Last week a federal judge ordered the Food and Drug Administration to make the Plan B emergency contraceptive pill available to young teens and girls without a prescription. The ruling overturns a controversial 2011 Obama administration decision restricting access to the drug for girls under age 17. The Plan B pill was first approved in 1999 as an emergency contraceptive and made available with a prescription. In 2006 the FDA approved access to Plan B without a prescription to women 18 and older. Women under 18 still required a prescription.

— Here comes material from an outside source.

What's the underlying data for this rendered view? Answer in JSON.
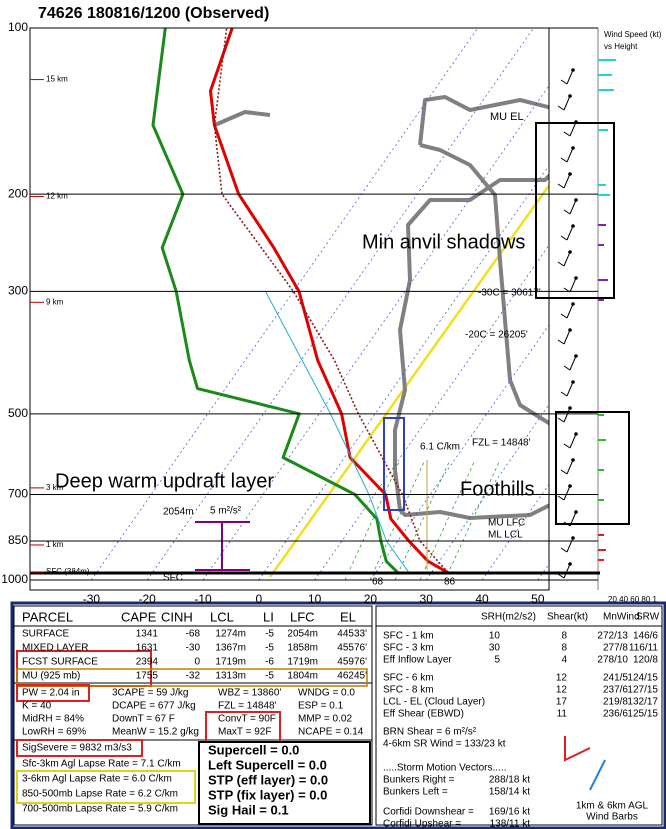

In Tummino v. Torti, a case decided in the Federal Eastern District of New York on April 9, 2013, the court ordered the FDA to make the contraceptive accessible to all women without point-of-sale or age restrictions within thirty days. The Tummino case involved individuals, parents and women’s health organizations who were seeking to expand the availability of Plan B and all emergency contraceptives by requiring the FDA to allow over-the-counter access to Plan B for women of all ages. The lawsuit was originally filed in January 2005, but the case has been significantly delayed due to political pressure placed on the FDA. The court found that the FDA’s decision to impose age restrictions was arbitrary and capricious because it was not the result of “reasoned and good faith agency decision-making.” The court acknowledged both the controversial nature of the case and the underlying political pressure, noting:
This case has proven to be particularly controversial because it involves access to emergency contraception for adolescents who should not be engaging in conduct that necessitates the use of such drugs and because of the scientifically unsupported speculation that the drug could interfere with implantation of fertilized eggs. Nevertheless, the issue in this case involves the interpretation of a general statutory and regulatory scheme relating to the approval of drugs for over-the-counter sale. The standards are the same for aspirin and for contraceptives. While the FDA properly recognizes that cognitive and behavioral differences undermine “the ability of adolescents to make reasoned decisions about engaging in sexual intercourse,” the standard for determining whether contraceptives or any other drug should be available over-the-counter turns solely on the ability of the consumer to understand how to use the particular drug “safely and effectively.”
Essentially, the court found that the FDA did not have the authority to mandate point-of-sale restrictions on drugs approved for nonprescription sale that it found to be safe and effective for all women of childbearing age.